На таком фоне особняком стоит уникальный опыт общения с литературой группы «Ва-банкъ», которая написала целый альбом песен, являющихся как бы саундтреком к рассказу «Нижняя тундра» писателя-постмодерниста Виктора Пелевина. Александр Ф. Скляр не раз говорил, что его «Ва-банку» Пелевин ближе всех, особенно его роман «Чапаев и Пустота», после прочтения которого Саша познакомился с писателем и предложил ему написать нечто типа либретто к новому альбому группы. «Конечно, можно было бы взять уже существующий рассказ или повесть, — говорил как-то Скляр, — но нам показалось, что для чистоты эксперимента следует работать с чем-то совсем свежим». Это предложение Пелевина сначала насторожило, но потом в нем проснулся интерес и он написал текст. В итоге совместной работы рок-ансамбля и писателя появился альбом «Ва-банка» «Нижняя тундра», созданный по мотивам рассказа с тем же названием Пелевина. Видимо, под воздействием пелевинской прозы музыка на этом диске существенно отличалась от традиционного «ва-банковского» жесткого ритм-энд-блюза. Саундтрек был выполнен с сильным электронно-компьютерным уклоном, а к живым концертам группа привлекла популярного диджея Дельфина.

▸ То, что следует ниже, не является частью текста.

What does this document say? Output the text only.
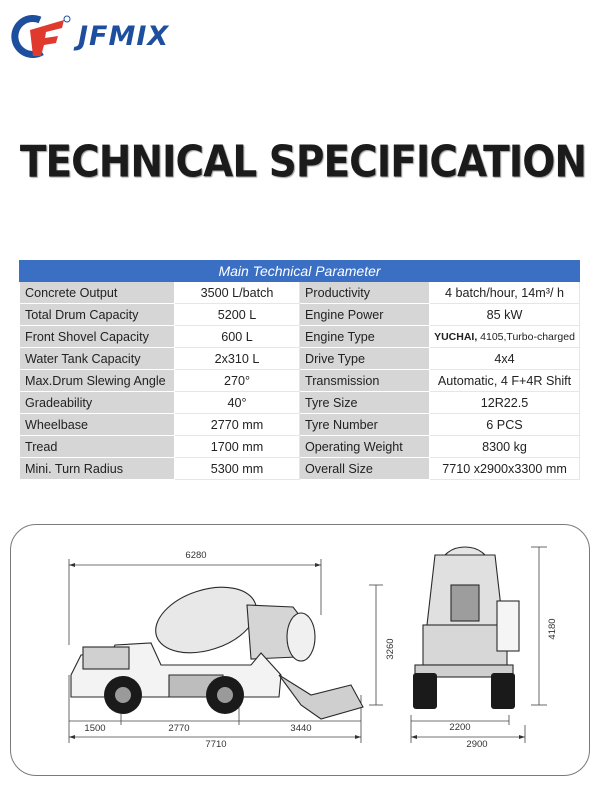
JFMIX
TECHNICAL SPECIFICATION
Main Technical Parameter			
Concrete Output	3500 L/batch	Productivity	4 batch/hour, 14m³/ h
Total Drum Capacity	5200 L	Engine Power	85 kW
Front Shovel Capacity	600 L	Engine Type	YUCHAI, 4105,Turbo-charged
Water Tank Capacity	2x310 L	Drive Type	4x4
Max.Drum Slewing Angle	270°	Transmission	Automatic, 4 F+4R Shift
Gradeability	40°	Tyre Size	12R22.5
Wheelbase	2770 mm	Tyre Number	6 PCS
Tread	1700 mm	Operating Weight	8300 kg
Mini. Turn Radius	5300 mm	Overall Size	7710 x2900x3300 mm
6280
1500	2770	3440
7710
3260
4180
2200
2900
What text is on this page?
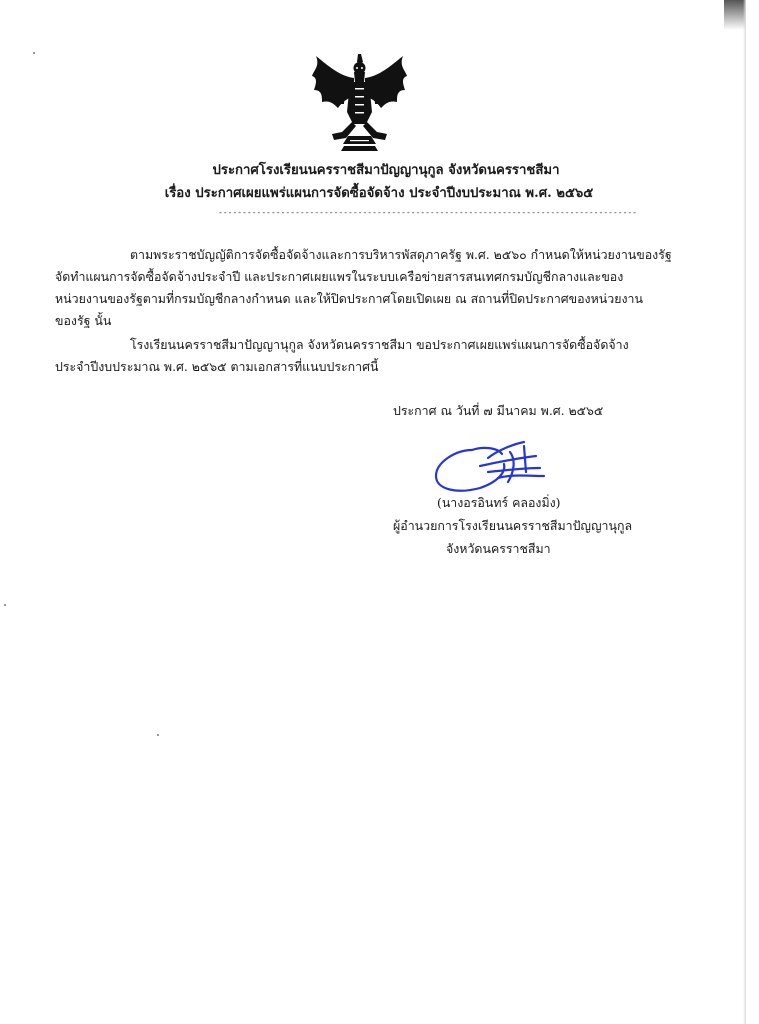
ประกาศโรงเรียนนครราชสีมาปัญญานุกูล จังหวัดนครราชสีมา
เรื่อง ประกาศเผยแพร่แผนการจัดซื้อจัดจ้าง ประจำปีงบประมาณ พ.ศ. ๒๕๖๕
---------------------------------------------------------------------------------------
ตามพระราชบัญญัติการจัดซื้อจัดจ้างและการบริหารพัสดุภาครัฐ พ.ศ. ๒๕๖๐ กำหนดให้หน่วยงานของรัฐ
จัดทำแผนการจัดซื้อจัดจ้างประจำปี และประกาศเผยแพรในระบบเครือข่ายสารสนเทศกรมบัญชีกลางและของ
หน่วยงานของรัฐตามที่กรมบัญชีกลางกำหนด และให้ปิดประกาศโดยเปิดเผย ณ สถานที่ปิดประกาศของหน่วยงาน
ของรัฐ นั้น
โรงเรียนนครราชสีมาปัญญานุกูล จังหวัดนครราชสีมา ขอประกาศเผยแพร่แผนการจัดซื้อจัดจ้าง
ประจำปีงบประมาณ พ.ศ. ๒๕๖๕ ตามเอกสารที่แนบประกาศนี้
ประกาศ ณ วันที่ ๗ มีนาคม พ.ศ. ๒๕๖๕
(นางอรอินทร์ คลองมิ่ง)
ผู้อำนวยการโรงเรียนนครราชสีมาปัญญานุกูล
จังหวัดนครราชสีมา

Несмотря на успех проекта, повторить данный эксперимент пока ни сам «Ва-банкъ», ни кто бы то ни было еще не решился.

Глава без нумерации

Разговор с Великим магистром Ордена куртуазных маньеристов о поэзии

В 1988 году четверо молодых поэтов — Вадим Степанцов, Виктор Пеленягрэ, Андрей Добрынин и Константэн Григорьев — составили и подписали «Манифест куртуазного маньеризма», в котором утверждались задачи возрождения русского литературного языка во всем его блеске, элегантности и языческой веселости, свойственной лучшим образцам отечественной лирики от Антиоха Кантемира до Пушкина, и от Пушкина вплоть до эпохи модерна. Провозглашался полный уход от нездоровой политической сумятицы в умах и на улицах, а также единственный культ, достойный мужчины, — культ Прекрасной Дамы. Нужно хорошо представлять себе то время, когда отечественная литература и искусство буквально задыхались в перестроечно-публицистическом угаре, чтобы понять насколько смелым и радикальным был шаг маньеристов. Когда «перестроечный» рок собирал стадионы ревущих зрителей, они смогли почувствовать скорую кончину питерской рок-революции, а вместе с ней и всей перестройки. И когда знамя упало, Вадим Степанцов оказался готовым подхватить его и продолжить движение. Правда, пошел он, в отличие от питерцев, другим путем, о котором мы однажды и разговаривали с Великим магистром Ордена куртуазных маньеристов в редакции журнала «Русский рок».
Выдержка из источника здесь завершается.